Je sais que vous avez beaucoup d’expérience et que vous avez reçu l’aide de vétérans du jeu. Quelles sont les qualités les plus importantes qui vous suivent chaque jour en tant que joueur?
Ce qui me vient à l’esprit, c’est l’importance de se créer une routine, et c’est BuLba qui me l’a appris. Actuellement, on est en vacances, alors je vis au gré de mes envies. Mais quand les tournois reprendront, je me réveillerai tous les jours à la même heure, j’irai à la salle, et j’aurai mon rituel avant chaque partie. Même quand je joue dans des parties publiques, je garde le même rythme. Je joue trois parties, je fais une pause, et j’en joue trois autres parce qu’on joue au meilleur des trois.
Je pense qu’Insania m’a appris à être un bon coéquipier sur le plan émotionnel. Je suis présent auprès des membres de l’équipe quand ils ont besoin de quelqu’un.
J’ai posé cette question à tous les joueurs pros que j’ai eu l’occasion de rencontrer ces derniers mois : avec du recul, que pensez-vous du système actuel?

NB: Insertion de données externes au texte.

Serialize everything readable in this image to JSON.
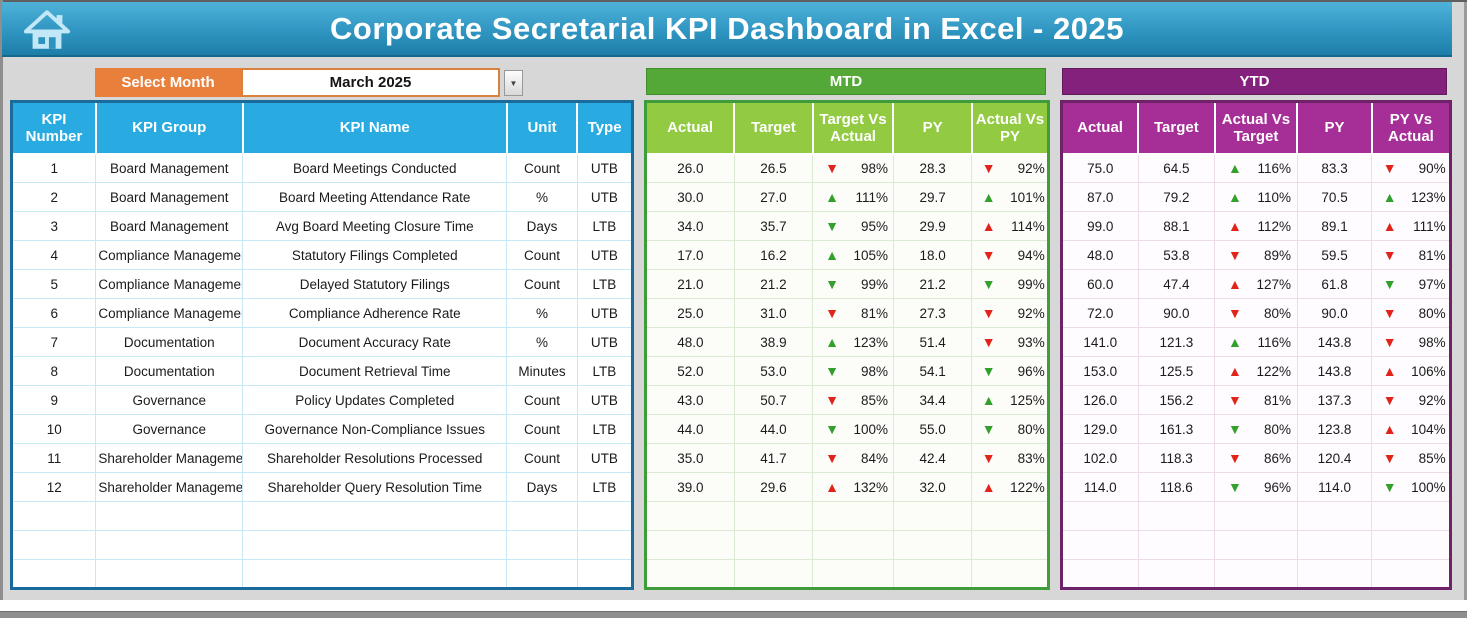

C’est beaucoup mieux que la période que j’ai passé dans le circuit pro d’Amérique du Nord, qui, selon moi, était une vaste blague. On devait attendre un mois et demi avant de jouer avec une équipe sérieuse. J’aime le système actuel, mais il y a trop de tournois. Tout ce qu’on fait, c’est participer à des événements, voyager pour enchaîner les tournois, assister à des camps d’entraînement. Tout ça en boucle. Dans un monde idéal, lorsque les meilleures équipes font des pauses, les tournois devraient donner une chance aux plus petites équipes de s’affirmer.
C’est ce qui s’est passé à Lima : certains joueurs n’ont pas obtenu de visa et d’autres ont boudé le tournoi. Ça a permis à un groupe d’équipes sud-américaines d’intégrer la compétition alors qu’ils n’auraient pas dû y participer. Ces équipes de niveau inférieur acquièrent de l’expérience et permettent de diversifier le paysage du jeu vidéo. Je pense qu’à l’avenir, on devrait leur donner plus de possibilités pour qu’elles puissent se démarquer.